DEEP LEARNING
Typing text into a box remains the staple of how we search websites and browse online stores. However, recent advances in image-recognition software are being used to change that. The social network Pinterest and the online footwear retailer Shoes.com are testing an artificial intelligence method of deep learning (the building of learning machines from five or more layers of artificial neural networks) and they aim to use images rather than text in searching or browsing.
Deep learning has recently enabled software to match humans on some benchmarks for image recognition. This technique is what powers Google’s image search and its photo organization service.
Pinterest’s new visual search tool allows you to draw a box around a portion of an image on the service, and from there, you can find visually similar items from an index of over a billion images.
For example, drawing around a light fixture seen in a photo of a room will turn up others like it, including close-up images of the same exact model. Some items requested by a visual search come with buy buttons attached — a feature Pinterest introduced this summer. The image search function was rolled out last week to all users of the company’s website and mobile apps. Pinterest’s system also learns to understand images when people draw on the text attached to photos shared on the service.

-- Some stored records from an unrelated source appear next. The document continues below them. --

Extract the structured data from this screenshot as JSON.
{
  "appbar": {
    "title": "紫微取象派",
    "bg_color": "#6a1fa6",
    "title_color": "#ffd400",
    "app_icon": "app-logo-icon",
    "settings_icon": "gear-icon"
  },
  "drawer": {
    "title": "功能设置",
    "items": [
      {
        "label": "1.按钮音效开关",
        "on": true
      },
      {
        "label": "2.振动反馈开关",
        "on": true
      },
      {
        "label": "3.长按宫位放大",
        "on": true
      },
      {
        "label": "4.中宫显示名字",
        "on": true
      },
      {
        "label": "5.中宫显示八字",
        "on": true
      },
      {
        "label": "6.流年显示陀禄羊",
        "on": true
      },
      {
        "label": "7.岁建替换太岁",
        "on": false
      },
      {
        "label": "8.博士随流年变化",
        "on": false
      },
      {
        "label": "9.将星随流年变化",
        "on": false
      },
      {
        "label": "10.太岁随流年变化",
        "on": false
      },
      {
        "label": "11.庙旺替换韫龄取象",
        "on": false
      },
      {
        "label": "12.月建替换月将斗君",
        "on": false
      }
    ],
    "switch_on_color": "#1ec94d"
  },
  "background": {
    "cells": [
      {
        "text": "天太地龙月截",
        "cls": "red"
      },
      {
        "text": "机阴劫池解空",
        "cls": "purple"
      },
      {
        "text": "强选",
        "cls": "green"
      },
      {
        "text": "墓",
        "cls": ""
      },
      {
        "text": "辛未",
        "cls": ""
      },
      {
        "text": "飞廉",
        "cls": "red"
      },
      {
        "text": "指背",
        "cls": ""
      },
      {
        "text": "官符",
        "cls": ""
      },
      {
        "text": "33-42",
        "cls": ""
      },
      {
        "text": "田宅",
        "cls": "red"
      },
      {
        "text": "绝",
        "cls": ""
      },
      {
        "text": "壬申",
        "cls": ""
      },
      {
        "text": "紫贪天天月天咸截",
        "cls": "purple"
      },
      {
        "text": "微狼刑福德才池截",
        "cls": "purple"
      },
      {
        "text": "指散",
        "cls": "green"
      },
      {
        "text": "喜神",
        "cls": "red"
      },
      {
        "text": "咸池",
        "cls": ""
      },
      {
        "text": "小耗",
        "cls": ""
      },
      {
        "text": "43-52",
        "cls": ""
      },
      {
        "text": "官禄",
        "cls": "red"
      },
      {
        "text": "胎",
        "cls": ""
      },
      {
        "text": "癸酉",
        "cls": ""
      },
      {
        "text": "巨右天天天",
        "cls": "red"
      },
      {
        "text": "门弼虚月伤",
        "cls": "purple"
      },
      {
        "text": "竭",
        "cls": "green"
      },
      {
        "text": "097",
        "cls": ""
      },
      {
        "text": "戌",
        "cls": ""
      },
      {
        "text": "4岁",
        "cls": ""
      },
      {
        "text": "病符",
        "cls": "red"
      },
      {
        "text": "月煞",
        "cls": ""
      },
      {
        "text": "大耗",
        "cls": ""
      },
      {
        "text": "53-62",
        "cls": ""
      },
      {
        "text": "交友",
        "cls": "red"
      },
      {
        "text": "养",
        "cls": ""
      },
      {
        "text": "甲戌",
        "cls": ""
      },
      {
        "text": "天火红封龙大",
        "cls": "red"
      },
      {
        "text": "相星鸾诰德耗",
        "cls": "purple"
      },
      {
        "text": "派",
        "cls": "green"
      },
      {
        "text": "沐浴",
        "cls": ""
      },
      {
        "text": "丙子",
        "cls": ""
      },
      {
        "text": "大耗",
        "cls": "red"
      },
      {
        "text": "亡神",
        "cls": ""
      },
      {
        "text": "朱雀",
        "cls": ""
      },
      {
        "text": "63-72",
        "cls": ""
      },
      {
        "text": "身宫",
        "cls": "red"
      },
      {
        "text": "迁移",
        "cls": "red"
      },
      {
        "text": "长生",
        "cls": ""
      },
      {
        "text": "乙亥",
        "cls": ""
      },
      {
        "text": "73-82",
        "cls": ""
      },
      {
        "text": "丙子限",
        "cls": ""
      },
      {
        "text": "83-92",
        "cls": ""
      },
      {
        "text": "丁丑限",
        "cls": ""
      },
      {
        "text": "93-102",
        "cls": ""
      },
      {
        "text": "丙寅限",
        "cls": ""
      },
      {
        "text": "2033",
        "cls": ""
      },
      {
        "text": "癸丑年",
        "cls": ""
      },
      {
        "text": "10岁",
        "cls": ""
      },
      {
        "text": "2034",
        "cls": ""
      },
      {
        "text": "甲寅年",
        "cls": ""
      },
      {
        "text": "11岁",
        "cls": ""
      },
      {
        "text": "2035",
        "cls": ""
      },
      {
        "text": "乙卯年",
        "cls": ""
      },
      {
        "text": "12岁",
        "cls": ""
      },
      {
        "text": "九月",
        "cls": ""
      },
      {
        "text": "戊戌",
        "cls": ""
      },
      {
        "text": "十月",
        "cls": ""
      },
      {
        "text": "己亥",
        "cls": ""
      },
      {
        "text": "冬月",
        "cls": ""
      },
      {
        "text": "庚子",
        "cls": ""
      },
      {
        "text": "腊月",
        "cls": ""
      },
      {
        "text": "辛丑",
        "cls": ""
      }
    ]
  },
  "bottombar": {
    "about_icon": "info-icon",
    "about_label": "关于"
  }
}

Pinterest Head of Visual Search Kevin Jing says that visual search now has a better chance of becoming indispensable. “Image representation coming from deep learning is much, much more accurate,” he said to MIT review. “Even this year there has been so much improvement.”
IMAGE-PROCESSING TECHNOLOGY
Footwear retailer Shoes.com is applying a different approach to visual search also powered by deep learning. The company is the first to make use of image-processing technology aimed at retailers developed by AI startup Sentient, which has raised over $143 million from investors.

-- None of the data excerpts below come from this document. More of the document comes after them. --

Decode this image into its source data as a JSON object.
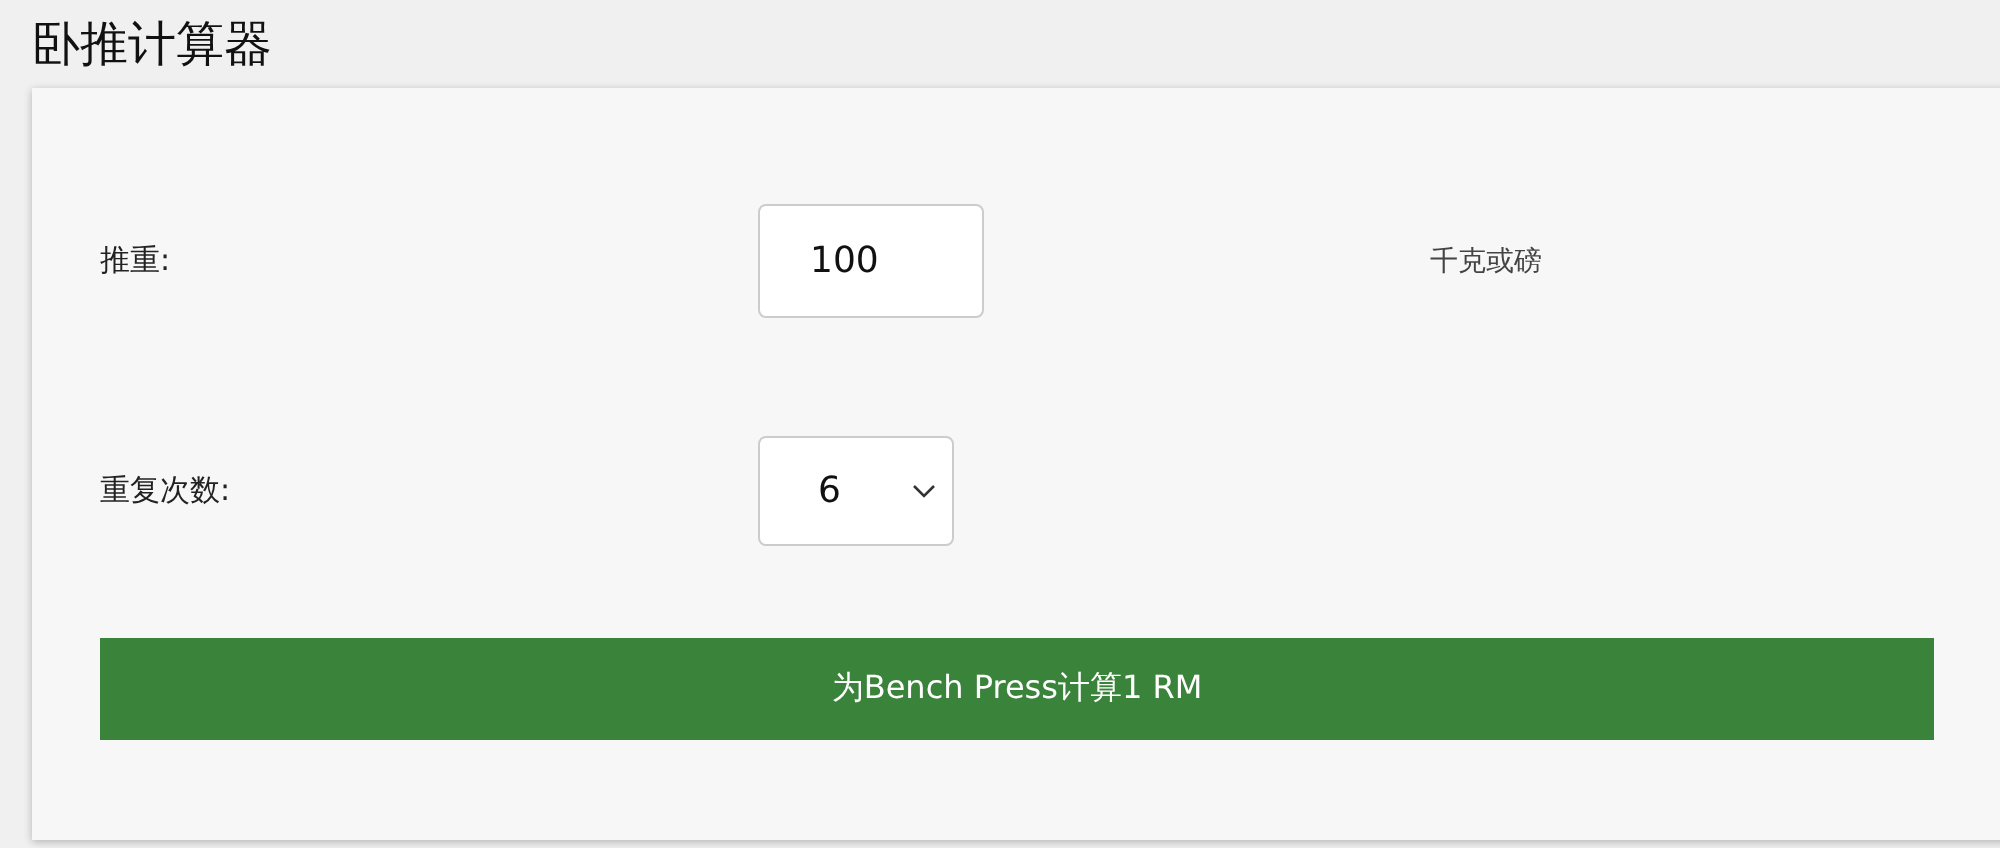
{
  "title": "卧推计算器",
  "fields": [
    {
      "kind": "input",
      "label": "推重:",
      "value": "100",
      "unit": "千克或磅"
    },
    {
      "kind": "select",
      "label": "重复次数:",
      "value": "6"
    }
  ],
  "button": "为Bench Press计算1 RM"
}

Initially, Shoes.com is testing Sentient’s technology in the women’s boots section of its Canadian store. Click on the “visual filter” button and you are presented with a grid of 12 images that Sentient’s software thinks represent the most distinct set of styles from the company's catalogue of some 7,000 boots. Choose the one closest to what you’re looking for, and the software will use the visual characteristics of your choice to refresh the grid and show 11 others that are similar to it. Repeating the process makes it possible to home in on a selection of boots with very particular characteristics.
Sentient’s Chief Technology Officer Nigel Duffy says the new feature shows how software that can understand images makes online shopping more efficient. “This is a category where it’s very hard to describe in words to a search engine what you’re looking for,” he explains. “We can get really granular preferences very quickly.”

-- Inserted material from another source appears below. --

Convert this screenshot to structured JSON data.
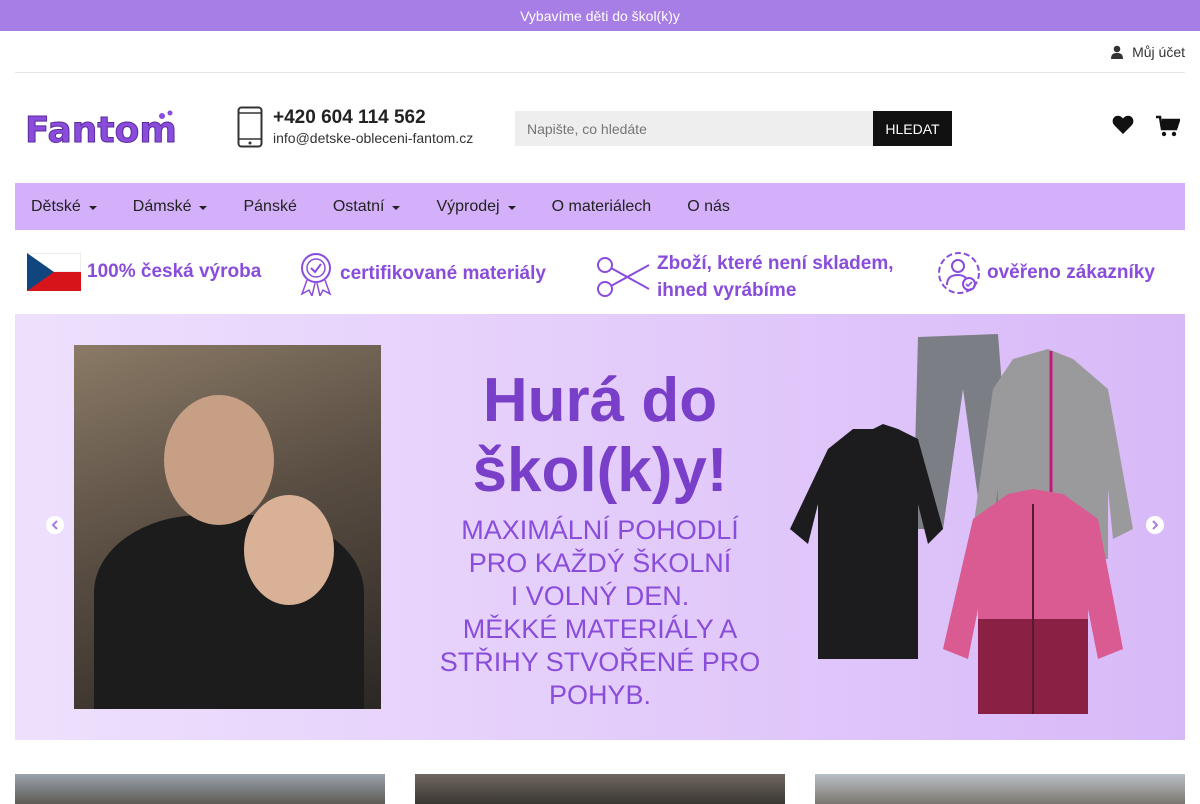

Shoes.com CEO Roger Hardy says there is evidence that the visual filter feature increases sales and that he is considering introducing it to other categories of footwear. Sentient’s Duffy adds that he expects to see the underlying technology applied to other products such as jewelry, bags, and other accessories.
As of now, the new visual search tools are not perfect. It is only when a lot of people have tried them will it become clear whether image-processing technology has improved enough to significantly change how people interact with online services.
Previously, other companies have tried to use image-search technology to make shopping or discovering products more convenient. Last year, Amazon bundled an app to look up products snapped in a photo with its unsuccesful Fire smartphone. In 2010, Google acquired Like.com, which had launched a shopping comparison site that could search products that were visually similar to one you picked and even let you highlight important details on an image to guide its selections.
Currently, Google shows visually similar products on its shopping site, but doesn’t allow you to highlight details.